Tim Mackintosh-Smith
- Bristol, England
Biography
Tim Mackintosh-Smith is an Arabist, traveller, writer and lecturer. He studied at Oxford University and lives in San'a, the Yemeni capital.
He is one of the foremost scholars of 14th-century Moroccan traveller, Ibn Battutah, and in 2011 was named by Newsweek as one of the finest twelve travel writers of the last hundred years.

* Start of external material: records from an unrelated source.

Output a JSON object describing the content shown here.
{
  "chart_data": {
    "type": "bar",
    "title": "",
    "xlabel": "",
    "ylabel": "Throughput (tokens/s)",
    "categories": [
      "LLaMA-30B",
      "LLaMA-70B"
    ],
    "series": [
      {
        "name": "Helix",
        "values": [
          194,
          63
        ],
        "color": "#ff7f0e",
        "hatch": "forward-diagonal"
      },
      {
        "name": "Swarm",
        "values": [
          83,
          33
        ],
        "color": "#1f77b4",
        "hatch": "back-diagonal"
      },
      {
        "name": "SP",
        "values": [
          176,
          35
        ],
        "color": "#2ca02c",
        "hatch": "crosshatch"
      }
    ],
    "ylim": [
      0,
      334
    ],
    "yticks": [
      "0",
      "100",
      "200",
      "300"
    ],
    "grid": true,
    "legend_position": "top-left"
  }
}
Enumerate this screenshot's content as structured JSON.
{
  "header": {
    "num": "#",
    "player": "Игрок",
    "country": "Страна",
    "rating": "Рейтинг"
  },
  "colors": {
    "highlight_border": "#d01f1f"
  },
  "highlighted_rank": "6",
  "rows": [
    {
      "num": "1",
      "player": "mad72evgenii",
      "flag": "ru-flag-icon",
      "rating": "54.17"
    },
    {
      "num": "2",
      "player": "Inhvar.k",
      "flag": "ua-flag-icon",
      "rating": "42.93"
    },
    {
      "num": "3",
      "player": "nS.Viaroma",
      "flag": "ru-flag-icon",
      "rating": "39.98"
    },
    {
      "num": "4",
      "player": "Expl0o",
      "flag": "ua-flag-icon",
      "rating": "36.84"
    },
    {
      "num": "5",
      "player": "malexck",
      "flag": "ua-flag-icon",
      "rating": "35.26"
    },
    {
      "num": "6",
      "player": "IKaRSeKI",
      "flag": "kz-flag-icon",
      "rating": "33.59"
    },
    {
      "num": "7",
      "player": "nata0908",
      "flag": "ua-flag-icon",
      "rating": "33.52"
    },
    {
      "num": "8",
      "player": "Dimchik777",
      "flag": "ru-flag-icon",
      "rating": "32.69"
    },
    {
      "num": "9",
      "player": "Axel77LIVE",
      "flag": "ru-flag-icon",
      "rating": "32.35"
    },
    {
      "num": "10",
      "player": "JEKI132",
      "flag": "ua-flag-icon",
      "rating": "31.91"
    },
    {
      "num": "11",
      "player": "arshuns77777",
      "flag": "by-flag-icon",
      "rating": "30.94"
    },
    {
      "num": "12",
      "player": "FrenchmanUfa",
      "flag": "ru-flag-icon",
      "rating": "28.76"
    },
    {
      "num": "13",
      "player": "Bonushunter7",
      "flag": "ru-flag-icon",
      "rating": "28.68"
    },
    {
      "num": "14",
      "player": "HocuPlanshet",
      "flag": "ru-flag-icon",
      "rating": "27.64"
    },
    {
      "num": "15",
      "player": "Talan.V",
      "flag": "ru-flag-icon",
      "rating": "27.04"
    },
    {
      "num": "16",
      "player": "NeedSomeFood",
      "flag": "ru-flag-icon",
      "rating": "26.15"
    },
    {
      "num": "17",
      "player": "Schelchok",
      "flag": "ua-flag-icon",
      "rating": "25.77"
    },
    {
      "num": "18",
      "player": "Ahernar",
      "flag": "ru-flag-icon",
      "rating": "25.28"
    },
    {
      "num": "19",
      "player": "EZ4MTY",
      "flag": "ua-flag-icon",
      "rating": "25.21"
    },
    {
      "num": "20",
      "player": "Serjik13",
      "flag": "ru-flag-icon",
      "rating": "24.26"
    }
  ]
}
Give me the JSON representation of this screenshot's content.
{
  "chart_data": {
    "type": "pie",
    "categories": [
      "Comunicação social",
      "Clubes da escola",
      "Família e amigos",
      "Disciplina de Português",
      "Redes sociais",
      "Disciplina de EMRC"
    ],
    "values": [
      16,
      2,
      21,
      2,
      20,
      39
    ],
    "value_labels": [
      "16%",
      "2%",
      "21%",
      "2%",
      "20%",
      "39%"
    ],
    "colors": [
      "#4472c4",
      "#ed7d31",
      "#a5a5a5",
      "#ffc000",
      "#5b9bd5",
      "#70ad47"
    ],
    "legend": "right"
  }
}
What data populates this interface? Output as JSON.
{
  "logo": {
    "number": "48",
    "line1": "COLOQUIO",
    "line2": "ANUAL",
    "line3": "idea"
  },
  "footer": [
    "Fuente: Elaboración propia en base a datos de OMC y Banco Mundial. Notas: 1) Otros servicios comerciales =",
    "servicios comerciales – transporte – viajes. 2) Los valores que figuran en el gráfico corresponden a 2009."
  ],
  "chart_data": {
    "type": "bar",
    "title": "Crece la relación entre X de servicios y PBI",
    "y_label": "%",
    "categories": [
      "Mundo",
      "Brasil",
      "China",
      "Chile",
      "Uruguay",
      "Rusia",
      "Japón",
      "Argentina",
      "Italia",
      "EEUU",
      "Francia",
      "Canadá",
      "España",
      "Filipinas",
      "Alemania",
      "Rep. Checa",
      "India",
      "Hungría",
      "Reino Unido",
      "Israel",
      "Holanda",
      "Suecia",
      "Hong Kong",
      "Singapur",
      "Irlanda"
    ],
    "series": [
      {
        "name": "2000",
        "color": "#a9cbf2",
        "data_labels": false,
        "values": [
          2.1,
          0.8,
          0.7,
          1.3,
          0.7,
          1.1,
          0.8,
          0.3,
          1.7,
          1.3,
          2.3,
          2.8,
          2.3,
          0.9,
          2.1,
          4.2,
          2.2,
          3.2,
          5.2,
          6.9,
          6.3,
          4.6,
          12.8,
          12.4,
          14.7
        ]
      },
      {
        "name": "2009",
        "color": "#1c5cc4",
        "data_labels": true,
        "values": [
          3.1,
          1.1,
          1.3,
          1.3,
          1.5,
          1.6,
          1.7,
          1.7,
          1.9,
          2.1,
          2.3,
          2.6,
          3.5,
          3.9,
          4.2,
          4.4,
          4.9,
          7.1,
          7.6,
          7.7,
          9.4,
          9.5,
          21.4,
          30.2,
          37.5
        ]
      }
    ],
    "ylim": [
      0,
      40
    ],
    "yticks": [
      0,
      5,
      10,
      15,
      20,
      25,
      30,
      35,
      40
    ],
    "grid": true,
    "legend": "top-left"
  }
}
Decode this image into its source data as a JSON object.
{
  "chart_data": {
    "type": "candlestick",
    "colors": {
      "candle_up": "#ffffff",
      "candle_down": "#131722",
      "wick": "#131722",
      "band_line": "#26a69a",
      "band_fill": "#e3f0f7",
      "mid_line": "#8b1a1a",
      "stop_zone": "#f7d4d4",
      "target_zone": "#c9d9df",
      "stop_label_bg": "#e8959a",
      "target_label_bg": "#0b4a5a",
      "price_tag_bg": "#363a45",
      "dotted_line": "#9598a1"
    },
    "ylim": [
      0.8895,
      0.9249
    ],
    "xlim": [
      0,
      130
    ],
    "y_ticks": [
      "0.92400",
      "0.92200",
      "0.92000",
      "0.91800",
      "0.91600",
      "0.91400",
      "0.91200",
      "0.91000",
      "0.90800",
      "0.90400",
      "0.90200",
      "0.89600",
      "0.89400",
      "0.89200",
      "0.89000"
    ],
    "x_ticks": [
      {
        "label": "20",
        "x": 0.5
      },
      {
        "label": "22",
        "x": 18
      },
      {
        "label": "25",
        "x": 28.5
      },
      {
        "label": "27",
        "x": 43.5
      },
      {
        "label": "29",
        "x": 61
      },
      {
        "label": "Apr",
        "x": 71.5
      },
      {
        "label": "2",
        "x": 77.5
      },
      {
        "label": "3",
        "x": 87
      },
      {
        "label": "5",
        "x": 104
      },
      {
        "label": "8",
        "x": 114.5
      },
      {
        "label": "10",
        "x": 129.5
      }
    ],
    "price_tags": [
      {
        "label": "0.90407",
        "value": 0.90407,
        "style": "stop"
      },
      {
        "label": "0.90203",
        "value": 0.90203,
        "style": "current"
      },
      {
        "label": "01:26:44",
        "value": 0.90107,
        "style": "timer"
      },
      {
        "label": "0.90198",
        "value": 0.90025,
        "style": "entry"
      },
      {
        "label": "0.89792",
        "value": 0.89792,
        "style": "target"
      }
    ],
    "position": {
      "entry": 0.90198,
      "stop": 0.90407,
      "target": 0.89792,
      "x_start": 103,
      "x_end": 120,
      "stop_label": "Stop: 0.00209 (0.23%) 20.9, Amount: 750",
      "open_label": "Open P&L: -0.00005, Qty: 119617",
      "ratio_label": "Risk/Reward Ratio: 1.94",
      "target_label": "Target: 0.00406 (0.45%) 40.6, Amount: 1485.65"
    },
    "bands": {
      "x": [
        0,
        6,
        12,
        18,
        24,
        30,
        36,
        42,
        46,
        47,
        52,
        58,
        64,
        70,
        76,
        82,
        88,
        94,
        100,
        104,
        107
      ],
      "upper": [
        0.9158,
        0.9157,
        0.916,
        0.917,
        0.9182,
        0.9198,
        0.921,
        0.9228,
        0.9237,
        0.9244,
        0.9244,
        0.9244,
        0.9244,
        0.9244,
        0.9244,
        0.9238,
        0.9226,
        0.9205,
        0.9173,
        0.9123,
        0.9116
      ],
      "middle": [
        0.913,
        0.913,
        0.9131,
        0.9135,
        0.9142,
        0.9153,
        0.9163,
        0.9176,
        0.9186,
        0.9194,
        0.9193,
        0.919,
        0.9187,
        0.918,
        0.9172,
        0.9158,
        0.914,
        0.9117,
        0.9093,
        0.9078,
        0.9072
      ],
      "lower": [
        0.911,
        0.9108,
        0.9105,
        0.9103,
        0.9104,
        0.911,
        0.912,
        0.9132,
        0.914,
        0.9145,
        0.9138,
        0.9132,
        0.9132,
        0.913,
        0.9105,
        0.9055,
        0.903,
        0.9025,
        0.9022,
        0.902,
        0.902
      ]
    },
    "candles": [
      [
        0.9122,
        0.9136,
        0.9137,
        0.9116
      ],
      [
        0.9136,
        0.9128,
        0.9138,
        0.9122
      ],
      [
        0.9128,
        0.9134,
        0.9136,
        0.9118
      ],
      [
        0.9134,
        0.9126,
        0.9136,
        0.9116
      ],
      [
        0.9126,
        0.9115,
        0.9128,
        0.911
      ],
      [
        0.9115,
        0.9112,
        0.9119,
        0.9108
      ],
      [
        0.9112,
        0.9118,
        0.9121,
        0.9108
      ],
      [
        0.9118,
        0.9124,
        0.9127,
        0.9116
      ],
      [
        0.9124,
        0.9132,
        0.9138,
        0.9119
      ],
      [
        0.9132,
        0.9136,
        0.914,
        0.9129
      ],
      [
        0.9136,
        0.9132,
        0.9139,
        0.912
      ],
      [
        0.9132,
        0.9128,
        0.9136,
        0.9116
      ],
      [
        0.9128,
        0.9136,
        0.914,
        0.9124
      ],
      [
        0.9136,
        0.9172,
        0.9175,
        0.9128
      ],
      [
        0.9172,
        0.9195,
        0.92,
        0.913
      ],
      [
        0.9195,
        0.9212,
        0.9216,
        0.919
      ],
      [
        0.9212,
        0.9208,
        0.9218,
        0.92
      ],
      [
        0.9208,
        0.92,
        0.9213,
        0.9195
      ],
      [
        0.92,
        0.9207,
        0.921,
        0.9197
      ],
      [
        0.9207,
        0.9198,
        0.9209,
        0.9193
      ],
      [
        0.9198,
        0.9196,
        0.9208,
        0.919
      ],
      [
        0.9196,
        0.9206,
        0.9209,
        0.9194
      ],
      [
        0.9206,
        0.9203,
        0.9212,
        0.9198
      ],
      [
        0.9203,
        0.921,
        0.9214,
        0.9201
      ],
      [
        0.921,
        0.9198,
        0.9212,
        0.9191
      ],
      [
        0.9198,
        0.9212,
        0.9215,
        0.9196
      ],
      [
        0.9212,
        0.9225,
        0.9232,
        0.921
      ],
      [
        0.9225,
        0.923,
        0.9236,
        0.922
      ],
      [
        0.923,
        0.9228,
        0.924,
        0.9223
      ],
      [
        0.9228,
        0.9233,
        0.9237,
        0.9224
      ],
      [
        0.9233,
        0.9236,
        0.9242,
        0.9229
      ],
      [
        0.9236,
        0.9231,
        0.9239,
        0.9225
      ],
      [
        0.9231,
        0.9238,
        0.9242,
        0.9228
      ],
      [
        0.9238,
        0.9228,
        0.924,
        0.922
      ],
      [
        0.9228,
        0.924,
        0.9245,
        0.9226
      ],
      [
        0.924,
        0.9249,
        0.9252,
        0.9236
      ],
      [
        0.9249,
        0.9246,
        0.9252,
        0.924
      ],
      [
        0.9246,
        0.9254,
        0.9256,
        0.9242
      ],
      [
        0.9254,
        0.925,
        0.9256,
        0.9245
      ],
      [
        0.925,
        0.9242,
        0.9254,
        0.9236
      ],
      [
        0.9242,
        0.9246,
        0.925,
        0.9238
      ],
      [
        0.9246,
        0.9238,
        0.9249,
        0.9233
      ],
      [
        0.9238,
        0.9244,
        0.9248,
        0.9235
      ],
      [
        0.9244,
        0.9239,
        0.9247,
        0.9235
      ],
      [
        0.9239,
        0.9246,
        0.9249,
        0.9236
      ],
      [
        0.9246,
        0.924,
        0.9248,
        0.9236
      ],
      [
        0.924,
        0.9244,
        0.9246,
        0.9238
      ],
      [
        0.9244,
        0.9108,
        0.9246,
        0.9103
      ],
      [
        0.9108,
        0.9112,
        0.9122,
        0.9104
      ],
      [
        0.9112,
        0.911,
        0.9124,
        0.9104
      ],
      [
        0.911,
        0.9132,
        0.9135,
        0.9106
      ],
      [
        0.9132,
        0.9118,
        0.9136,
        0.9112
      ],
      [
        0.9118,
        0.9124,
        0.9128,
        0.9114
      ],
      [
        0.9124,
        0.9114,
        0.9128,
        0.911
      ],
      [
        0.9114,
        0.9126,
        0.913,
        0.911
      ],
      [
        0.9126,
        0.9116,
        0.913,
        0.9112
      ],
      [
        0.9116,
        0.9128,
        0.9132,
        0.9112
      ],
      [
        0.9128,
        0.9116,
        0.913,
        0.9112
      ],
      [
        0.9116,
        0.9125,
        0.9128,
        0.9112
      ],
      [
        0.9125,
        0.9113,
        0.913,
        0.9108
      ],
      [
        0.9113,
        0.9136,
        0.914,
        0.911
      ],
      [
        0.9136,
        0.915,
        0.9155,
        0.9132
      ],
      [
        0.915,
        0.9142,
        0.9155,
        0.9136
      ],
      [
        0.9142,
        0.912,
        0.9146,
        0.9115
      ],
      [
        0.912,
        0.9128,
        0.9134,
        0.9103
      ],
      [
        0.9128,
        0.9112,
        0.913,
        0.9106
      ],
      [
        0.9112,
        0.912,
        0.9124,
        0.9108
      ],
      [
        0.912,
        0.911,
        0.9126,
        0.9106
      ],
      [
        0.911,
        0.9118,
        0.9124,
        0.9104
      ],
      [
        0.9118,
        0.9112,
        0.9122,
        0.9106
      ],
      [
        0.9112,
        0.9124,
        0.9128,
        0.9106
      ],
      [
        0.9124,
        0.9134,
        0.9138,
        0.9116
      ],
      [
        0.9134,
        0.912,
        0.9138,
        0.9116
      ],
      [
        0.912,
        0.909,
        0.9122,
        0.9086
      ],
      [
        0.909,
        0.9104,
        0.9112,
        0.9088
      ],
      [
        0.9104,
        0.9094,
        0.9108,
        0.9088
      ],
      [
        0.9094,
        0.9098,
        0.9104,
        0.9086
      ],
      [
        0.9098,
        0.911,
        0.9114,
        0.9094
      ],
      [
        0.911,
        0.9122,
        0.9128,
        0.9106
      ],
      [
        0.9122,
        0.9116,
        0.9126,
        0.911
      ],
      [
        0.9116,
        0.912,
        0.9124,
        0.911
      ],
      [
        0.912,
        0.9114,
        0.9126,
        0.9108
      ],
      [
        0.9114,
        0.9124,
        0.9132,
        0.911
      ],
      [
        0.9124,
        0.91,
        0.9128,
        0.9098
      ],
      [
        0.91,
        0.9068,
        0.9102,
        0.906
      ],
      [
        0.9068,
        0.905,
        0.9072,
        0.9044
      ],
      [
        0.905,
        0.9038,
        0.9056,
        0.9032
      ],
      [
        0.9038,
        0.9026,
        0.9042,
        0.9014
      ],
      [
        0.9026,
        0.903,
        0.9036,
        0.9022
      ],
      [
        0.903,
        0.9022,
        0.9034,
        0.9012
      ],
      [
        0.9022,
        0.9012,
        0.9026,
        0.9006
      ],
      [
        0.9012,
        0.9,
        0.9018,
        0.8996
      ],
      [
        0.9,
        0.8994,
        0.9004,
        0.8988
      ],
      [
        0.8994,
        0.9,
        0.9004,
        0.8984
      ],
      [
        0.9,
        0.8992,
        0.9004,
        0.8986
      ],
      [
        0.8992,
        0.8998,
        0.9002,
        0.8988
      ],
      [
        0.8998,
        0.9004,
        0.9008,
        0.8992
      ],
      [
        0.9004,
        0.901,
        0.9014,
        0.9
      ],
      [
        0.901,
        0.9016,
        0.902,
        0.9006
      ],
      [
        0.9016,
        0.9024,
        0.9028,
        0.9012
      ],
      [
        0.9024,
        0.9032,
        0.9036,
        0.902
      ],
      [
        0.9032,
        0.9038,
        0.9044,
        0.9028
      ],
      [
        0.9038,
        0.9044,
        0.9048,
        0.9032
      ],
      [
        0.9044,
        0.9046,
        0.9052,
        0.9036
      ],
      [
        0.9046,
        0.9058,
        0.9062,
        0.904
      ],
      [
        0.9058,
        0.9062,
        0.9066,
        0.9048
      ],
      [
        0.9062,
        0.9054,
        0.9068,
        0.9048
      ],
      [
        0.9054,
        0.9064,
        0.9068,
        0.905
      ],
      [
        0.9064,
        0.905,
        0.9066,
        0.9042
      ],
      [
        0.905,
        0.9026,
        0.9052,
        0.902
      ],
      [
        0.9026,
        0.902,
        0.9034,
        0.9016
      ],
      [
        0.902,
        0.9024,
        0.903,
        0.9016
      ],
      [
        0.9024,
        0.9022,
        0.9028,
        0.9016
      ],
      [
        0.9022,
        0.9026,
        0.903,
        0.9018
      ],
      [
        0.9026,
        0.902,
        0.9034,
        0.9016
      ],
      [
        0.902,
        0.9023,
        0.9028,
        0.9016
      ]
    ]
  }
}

His first book was Yemen: Travels in Dictionary Land (1997), winner of the Thomas Cook/Daily Telegraph Travel Book Award in 1998. This was followed by a trilogy of books:Travels with a Tangerine (2001), retracing the journeys of Ibn Battutah from Tangier to Constantinople; The Hall of a Thousand Columns (2005), revisiting Ibn Battutah's Indian adventures; and Landfalls: On the Edge of Islam, about Battutah's journeys from Zanaibar to the Alhambra. He is also the editor of Battutah's own book,The Travels of Ibn Battutah (2002).
He also made a BBC Television Series 'Travels with a Tangerine' and has been awarded The Oldie Travel Award (Best Travel Writer), 2010, and the Ibn Battutah Prize of Honour.
He is a Fellow of the Royal Asiatic Society of Great Britain and a former Honorary Research Fellow at the Centre for Middle Eastern and Islamic Studies at the University of Durham.